As a participant in the APWG IPC, and a contributing researcher, I was pleased to see Dave Piscitello's APWG Web Vulnerabilities Survey Results and Analysis get some press coverage as it went live in mid-June.
Rather than focus on the survey results (you can read those for yourself), I'd like to focus briefly on mitigation and concerns.
The Results and Analysis-compiled responses "suggest that web sites would benefit from broader implementation of preventative measures to mitigate known vulnerabilities and also from monitoring for anomalous behavior or suspicious traffic patterns that may indicate previously unseen or zero day attacks."
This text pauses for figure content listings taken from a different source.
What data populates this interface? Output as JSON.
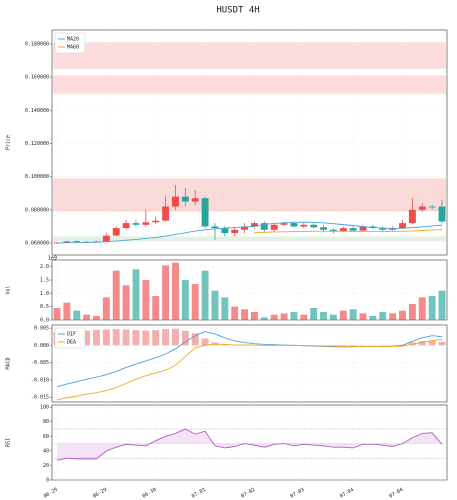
{
  "title": "HUSDT  4H",
  "chart_data": [
    {
      "type": "candlestick",
      "ylabel": "Price",
      "grid": true,
      "legend": "upper left",
      "up_color": "#ef4c4c",
      "down_color": "#26a69a",
      "ylim": [
        0.0528,
        0.1884
      ],
      "yticks": [
        {
          "value": 0.06,
          "label": "0.060000"
        },
        {
          "value": 0.08,
          "label": "0.080000"
        },
        {
          "value": 0.1,
          "label": "0.100000"
        },
        {
          "value": 0.12,
          "label": "0.120000"
        },
        {
          "value": 0.14,
          "label": "0.140000"
        },
        {
          "value": 0.16,
          "label": "0.160000"
        },
        {
          "value": 0.18,
          "label": "0.180000"
        }
      ],
      "zones": [
        {
          "from": 0.165,
          "to": 0.181,
          "color": "#fbd3d3"
        },
        {
          "from": 0.15,
          "to": 0.161,
          "color": "#fbd3d3"
        },
        {
          "from": 0.079,
          "to": 0.099,
          "color": "#f9cfcf"
        },
        {
          "from": 0.061,
          "to": 0.064,
          "color": "#dcefdc"
        }
      ],
      "open": [
        0.06,
        0.0603,
        0.0612,
        0.0607,
        0.0608,
        0.061,
        0.0645,
        0.069,
        0.072,
        0.071,
        0.0725,
        0.0735,
        0.082,
        0.088,
        0.085,
        0.087,
        0.07,
        0.069,
        0.066,
        0.068,
        0.07,
        0.072,
        0.068,
        0.071,
        0.072,
        0.07,
        0.071,
        0.0695,
        0.068,
        0.067,
        0.069,
        0.0675,
        0.07,
        0.069,
        0.068,
        0.069,
        0.072,
        0.08,
        0.082,
        0.082
      ],
      "high": [
        0.0606,
        0.0612,
        0.0615,
        0.0612,
        0.0614,
        0.066,
        0.07,
        0.074,
        0.074,
        0.08,
        0.076,
        0.088,
        0.095,
        0.093,
        0.092,
        0.088,
        0.072,
        0.07,
        0.069,
        0.072,
        0.073,
        0.073,
        0.072,
        0.073,
        0.073,
        0.072,
        0.072,
        0.071,
        0.069,
        0.07,
        0.07,
        0.071,
        0.071,
        0.07,
        0.07,
        0.074,
        0.087,
        0.084,
        0.083,
        0.086
      ],
      "low": [
        0.0596,
        0.06,
        0.0605,
        0.0603,
        0.0604,
        0.0605,
        0.064,
        0.068,
        0.07,
        0.07,
        0.0715,
        0.073,
        0.08,
        0.082,
        0.083,
        0.069,
        0.062,
        0.064,
        0.064,
        0.066,
        0.069,
        0.066,
        0.067,
        0.07,
        0.0695,
        0.069,
        0.069,
        0.067,
        0.066,
        0.0665,
        0.067,
        0.067,
        0.0685,
        0.067,
        0.0675,
        0.0685,
        0.071,
        0.079,
        0.08,
        0.072
      ],
      "close": [
        0.0603,
        0.061,
        0.0607,
        0.0608,
        0.061,
        0.0645,
        0.069,
        0.072,
        0.071,
        0.0725,
        0.0735,
        0.082,
        0.088,
        0.085,
        0.087,
        0.07,
        0.069,
        0.066,
        0.068,
        0.07,
        0.072,
        0.068,
        0.071,
        0.072,
        0.07,
        0.071,
        0.0695,
        0.068,
        0.067,
        0.069,
        0.0675,
        0.07,
        0.069,
        0.068,
        0.069,
        0.072,
        0.08,
        0.082,
        0.0815,
        0.073
      ],
      "series": [
        {
          "name": "MA20",
          "color": "#4aa3e0",
          "values": [
            0.06,
            0.0602,
            0.0603,
            0.0604,
            0.0605,
            0.0608,
            0.0612,
            0.0617,
            0.0622,
            0.0628,
            0.0634,
            0.0642,
            0.0652,
            0.0662,
            0.0672,
            0.068,
            0.0686,
            0.069,
            0.0694,
            0.0697,
            0.07,
            0.0712,
            0.0718,
            0.0722,
            0.0725,
            0.0726,
            0.0725,
            0.0722,
            0.0717,
            0.0711,
            0.0705,
            0.0699,
            0.0694,
            0.069,
            0.0688,
            0.0689,
            0.0693,
            0.0698,
            0.0703,
            0.0708
          ]
        },
        {
          "name": "MA60",
          "color": "#f5a623",
          "values": [
            null,
            null,
            null,
            null,
            null,
            null,
            null,
            null,
            null,
            null,
            null,
            null,
            null,
            null,
            null,
            null,
            null,
            null,
            null,
            null,
            0.0663,
            0.0665,
            0.0667,
            0.0668,
            0.0669,
            0.067,
            0.0671,
            0.0671,
            0.0671,
            0.0671,
            0.067,
            0.067,
            0.067,
            0.067,
            0.067,
            0.0671,
            0.0673,
            0.0676,
            0.0679,
            0.0681
          ]
        }
      ]
    },
    {
      "type": "bar",
      "ylabel": "Vol",
      "scale_label": "1e9",
      "grid": true,
      "ylim": [
        0,
        2.25
      ],
      "yticks": [
        {
          "value": 0,
          "label": "0.0"
        },
        {
          "value": 0.5,
          "label": "0.5"
        },
        {
          "value": 1,
          "label": "1.0"
        },
        {
          "value": 1.5,
          "label": "1.5"
        },
        {
          "value": 2,
          "label": "2.0"
        }
      ],
      "values": [
        0.45,
        0.65,
        0.35,
        0.2,
        0.15,
        0.85,
        1.85,
        1.3,
        1.9,
        1.5,
        0.9,
        2.05,
        2.15,
        1.5,
        1.35,
        1.85,
        1.1,
        0.85,
        0.5,
        0.4,
        0.3,
        0.1,
        0.2,
        0.25,
        0.3,
        0.2,
        0.45,
        0.3,
        0.2,
        0.35,
        0.4,
        0.25,
        0.15,
        0.3,
        0.25,
        0.35,
        0.6,
        0.85,
        0.9,
        1.1
      ]
    },
    {
      "type": "macd",
      "ylabel": "MACD",
      "grid": true,
      "legend": "upper left",
      "ylim": [
        -0.0164,
        0.0059
      ],
      "hist_color": "#f19a9a",
      "yticks": [
        {
          "value": -0.015,
          "label": "-0.015"
        },
        {
          "value": -0.01,
          "label": "-0.010"
        },
        {
          "value": -0.005,
          "label": "-0.005"
        },
        {
          "value": 0,
          "label": "0.000"
        },
        {
          "value": 0.005,
          "label": "0.005"
        }
      ],
      "hist": [
        0.0038,
        0.004,
        0.0042,
        0.0043,
        0.0045,
        0.0046,
        0.0047,
        0.0046,
        0.0044,
        0.0043,
        0.0044,
        0.0047,
        0.0048,
        0.0042,
        0.0035,
        0.002,
        0.0008,
        0.0003,
        0.0002,
        0.0002,
        0.0001,
        0.0001,
        0.0001,
        0,
        -0.0001,
        -0.0001,
        -0.0002,
        -0.0002,
        -0.0002,
        -0.0002,
        -0.0002,
        -0.0001,
        -0.0001,
        -0.0001,
        0,
        0.0002,
        0.0009,
        0.0013,
        0.0014,
        0.001
      ],
      "series": [
        {
          "name": "DIF",
          "color": "#4aa3e0",
          "values": [
            -0.012,
            -0.0112,
            -0.0105,
            -0.0098,
            -0.0092,
            -0.0085,
            -0.0075,
            -0.0064,
            -0.0054,
            -0.0045,
            -0.0036,
            -0.0025,
            -0.001,
            0.001,
            0.0028,
            0.004,
            0.0033,
            0.0022,
            0.0013,
            0.0008,
            0.0005,
            0.0003,
            0.0002,
            0.0001,
            0,
            -0.0001,
            -0.0002,
            -0.0003,
            -0.0004,
            -0.0004,
            -0.0004,
            -0.0003,
            -0.0003,
            -0.0003,
            -0.0002,
            0,
            0.0012,
            0.0022,
            0.0028,
            0.0025
          ]
        },
        {
          "name": "DEA",
          "color": "#f5a623",
          "values": [
            -0.0158,
            -0.0152,
            -0.0147,
            -0.0141,
            -0.0137,
            -0.0131,
            -0.0122,
            -0.011,
            -0.0098,
            -0.0088,
            -0.008,
            -0.0072,
            -0.0058,
            -0.0032,
            -0.0007,
            0,
            0.0004,
            0.0003,
            0.0001,
            0.0001,
            0.0001,
            0,
            0,
            0,
            0,
            -0.0001,
            -0.0001,
            -0.0002,
            -0.0002,
            -0.0003,
            -0.0003,
            -0.0003,
            -0.0003,
            -0.0003,
            -0.0003,
            -0.0002,
            0.0003,
            0.0009,
            0.0014,
            0.0017
          ]
        }
      ]
    },
    {
      "type": "rsi",
      "ylabel": "RSI",
      "grid": true,
      "ylim": [
        0,
        103
      ],
      "yticks": [
        0,
        20,
        40,
        60,
        80,
        100
      ],
      "levels": [
        30,
        70
      ],
      "mid": 50,
      "color": "#b05cc0",
      "fill": "#f1dcf1",
      "categories": [
        "06-29",
        null,
        null,
        null,
        null,
        "06-29",
        null,
        null,
        null,
        null,
        "06-30",
        null,
        null,
        null,
        null,
        "07-01",
        null,
        null,
        null,
        null,
        "07-02",
        null,
        null,
        null,
        null,
        "07-03",
        null,
        null,
        null,
        null,
        "07-04",
        null,
        null,
        null,
        null,
        "07-04",
        null,
        null,
        null,
        null
      ],
      "values": [
        27,
        30,
        29,
        29,
        29,
        40,
        45,
        49,
        48,
        47,
        54,
        60,
        64,
        70,
        63,
        67,
        47,
        44,
        46,
        50,
        48,
        45,
        49,
        50,
        47,
        49,
        48,
        47,
        45,
        45,
        44,
        49,
        49,
        48,
        46,
        50,
        58,
        64,
        65,
        49
      ]
    }
  ]
}
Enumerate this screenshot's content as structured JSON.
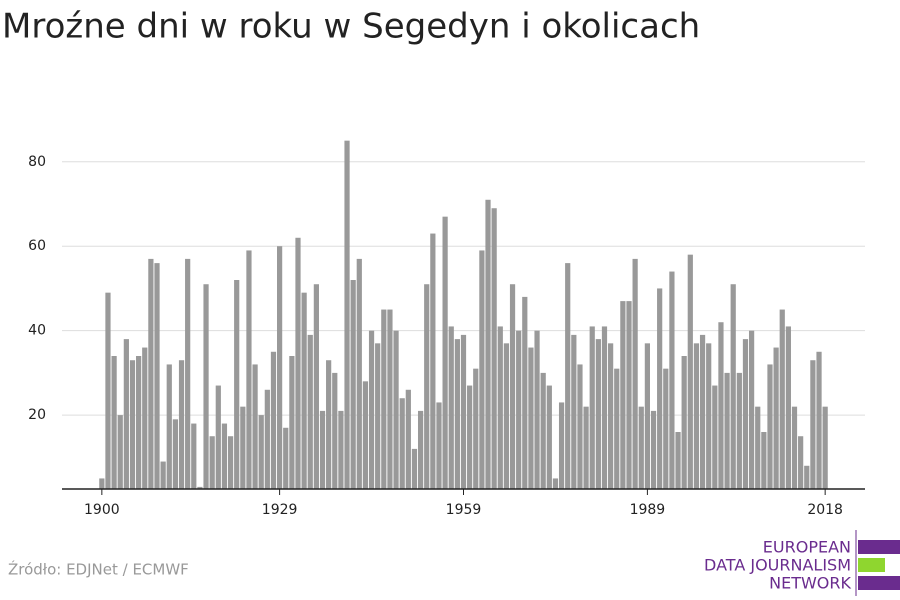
{
  "chart_data": {
    "type": "bar",
    "title": "Mroźne dni w roku w Segedyn i okolicach",
    "source": "Źródło: EDJNet / ECMWF",
    "logo": [
      "EUROPEAN",
      "DATA JOURNALISM",
      "NETWORK"
    ],
    "x": [
      1900,
      1901,
      1902,
      1903,
      1904,
      1905,
      1906,
      1907,
      1908,
      1909,
      1910,
      1911,
      1912,
      1913,
      1914,
      1915,
      1916,
      1917,
      1918,
      1919,
      1920,
      1921,
      1922,
      1923,
      1924,
      1925,
      1926,
      1927,
      1928,
      1929,
      1930,
      1931,
      1932,
      1933,
      1934,
      1935,
      1936,
      1937,
      1938,
      1939,
      1940,
      1941,
      1942,
      1943,
      1944,
      1945,
      1946,
      1947,
      1948,
      1949,
      1950,
      1951,
      1952,
      1953,
      1954,
      1955,
      1956,
      1957,
      1958,
      1959,
      1960,
      1961,
      1962,
      1963,
      1964,
      1965,
      1966,
      1967,
      1968,
      1969,
      1970,
      1971,
      1972,
      1973,
      1974,
      1975,
      1976,
      1977,
      1978,
      1979,
      1980,
      1981,
      1982,
      1983,
      1984,
      1985,
      1986,
      1987,
      1988,
      1989,
      1990,
      1991,
      1992,
      1993,
      1994,
      1995,
      1996,
      1997,
      1998,
      1999,
      2000,
      2001,
      2002,
      2003,
      2004,
      2005,
      2006,
      2007,
      2008,
      2009,
      2010,
      2011,
      2012,
      2013,
      2014,
      2015,
      2016,
      2017,
      2018
    ],
    "values": [
      5,
      49,
      34,
      20,
      38,
      33,
      34,
      36,
      57,
      56,
      9,
      32,
      19,
      33,
      57,
      18,
      3,
      51,
      15,
      27,
      18,
      15,
      52,
      22,
      59,
      32,
      20,
      26,
      35,
      60,
      17,
      34,
      62,
      49,
      39,
      51,
      21,
      33,
      30,
      21,
      85,
      52,
      57,
      28,
      40,
      37,
      45,
      45,
      40,
      24,
      26,
      12,
      21,
      51,
      63,
      23,
      67,
      41,
      38,
      39,
      27,
      31,
      59,
      71,
      69,
      41,
      37,
      51,
      40,
      48,
      36,
      40,
      30,
      27,
      5,
      23,
      56,
      39,
      32,
      22,
      41,
      38,
      41,
      37,
      31,
      47,
      47,
      57,
      22,
      37,
      21,
      50,
      31,
      54,
      16,
      34,
      58,
      37,
      39,
      37,
      27,
      42,
      30,
      51,
      30,
      38,
      40,
      22,
      16,
      32,
      36,
      45,
      41,
      22,
      15,
      8,
      33,
      35,
      22
    ],
    "color": "#999999",
    "xlim": [
      1893.5,
      2024.5
    ],
    "xticks": [
      1900,
      1929,
      1959,
      1989,
      2018
    ],
    "ylim": [
      2.5,
      88
    ],
    "yticks": [
      20,
      40,
      60,
      80
    ],
    "grid": true
  }
}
Given the broad scope of CMS platforms, forums, galleries, wikis, shopping carts, and others riding on top of the popular LAMP stack, the absence of such preventative measures and monitoring make for hacker nirvana.
Consider the problems shared servers introduce where vulnerabilities in any of the above-mentioned applications preloaded for on demand end-user deployment via cPanel (not to mention cPanel vulnerabilities) can lead to "game over."
Clearly there are challenges: resources, level of commitment to security by site operators, and hosting provider scrutiny to mention a few.
The problem is not new.
When pending Black Hat presentations are describing tools sets such as Diggity "that speed the process of finding security vulnerabilities via Google or Bing", or Embedded Web Servers Exposing Organizations To Attack, you know it's Groundhog Day. Great tool set (Diggity), but that we're still unfortunately talking about the ease with which hacker groups are finding "opportunities" is troubling to say the least.
When #3 on Kelly Jackson Higgins' list of suggestions to repel attackers states "eliminate SQL injection, XSS, other common website flaws" it's deja vu all over again.
The APWG Web Vulnerabilities Survey asked "What actions did you take to stop the attack?" Compiled answers resulted in data such as:
We patched or updated vulnerable software packages 21%
We had our developers fix our custom software 8%
While other results lean heavily towards security misconfiguration issues, there are still clear opportunities to improve SDL/SDLC practices.
As the survey report indicates, "This article barely scratches the surface of the intelligence the APWG IPC has accumulated from the Web Vulnerability Survey. A complete analysis of the survey results—with specific recommendations, remedies, and practices."
I'm in the midst of research focusing on the scanning and misconfiguration elements of Internet Background Radiation (IBR) using a variety of Web logs. This research still points back to the above mentioned problem space and suggestions, but will drive deeper into attacker and victim trends and traits. This work, coupled with earlier web application security research will feed the analysis paper pending publication by the APWG IPC.
My hope is to also present the IBR work at an upcoming security conference along with a paper or article.